We can expand this by \mathrm{Var}(x) = \sum_i \sum_j \eta_i \eta_j \mathrm{Cov}(\psi_i, \psi_j).  Typically, covariance has two forms, one for when i=j and when for when i \ne j.  For convenience, we will denote the first V_i and the latter C_{ij}.  Then this can be rewritten as \sum_i \eta_i^2 (V_i - C_{ii}) + \sum_i \sum_j \eta_i \eta_j C_{ij}.  

At this point we need to make about the distribution of \psi.  We will assume that \psi = z_1 \circ z_2 where z \sim \mathrm{Dir}(\alpha \vec{p}).  C_{ij} = \mathbb{E}[z_{i} z_{j}]^2- p_i^2p_j^2.  \mathbb{E}[z_i z_j ] = \mathrm{Cov}(z_i, z_j) + p_i p_j = -p_i p_j \frac{1}{\alpha + 1} + p_i p_j = \frac{\alpha}{\alpha + 1} p_i p_j.  Consequently, C_{ij} = -\frac{2\alpha + 1}{(\alpha+1)^2} (p_ip_j)^2.

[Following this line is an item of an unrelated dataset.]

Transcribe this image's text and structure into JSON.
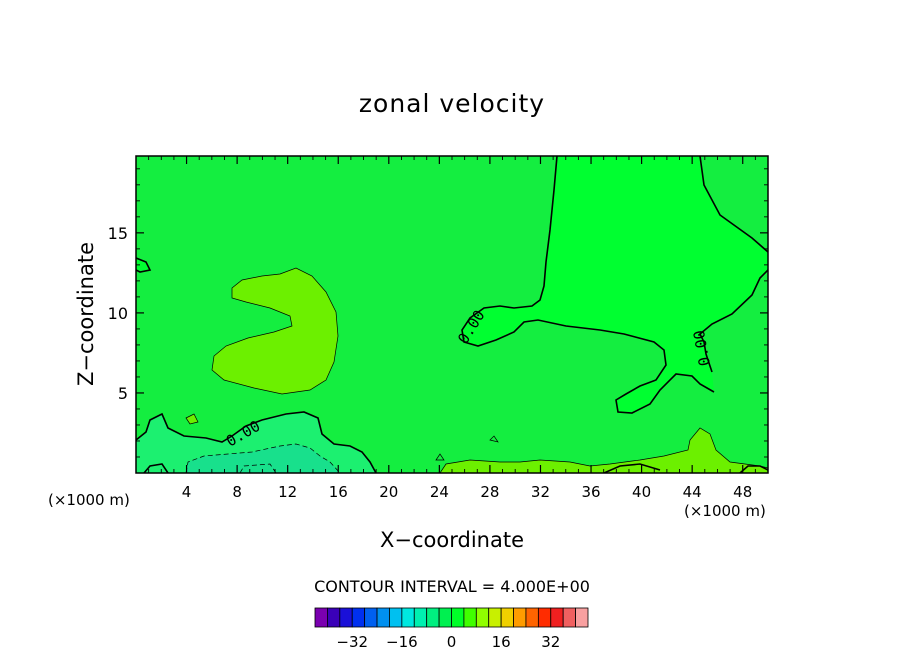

On to the next term: V_i = \mathbb{E}[z_i^2]^2 - p_{i}^4.  Using common properties of the Dirichlet, \mathbb{E}[z_{i}^2] = \mathrm{Var}(z_i) + p_{i}^2 = \frac{p_i (1 - p_i)}{\alpha + 1} + p_{i}^2 = \frac{p_i (1 + \alpha p_i)}{\alpha + 1}. This yields V_i = p_i^2 \frac{1 + 2 \alpha p_i }{(\alpha + 1)^2} + C_{ii}.

Finally, notice that \sum_i \sum_j \eta_i \eta_j C_{ij} = -\frac{2\alpha + 1}{(\alpha + 1)^2} (\eta^T (\vec{p} \circ \vec{p}))^2.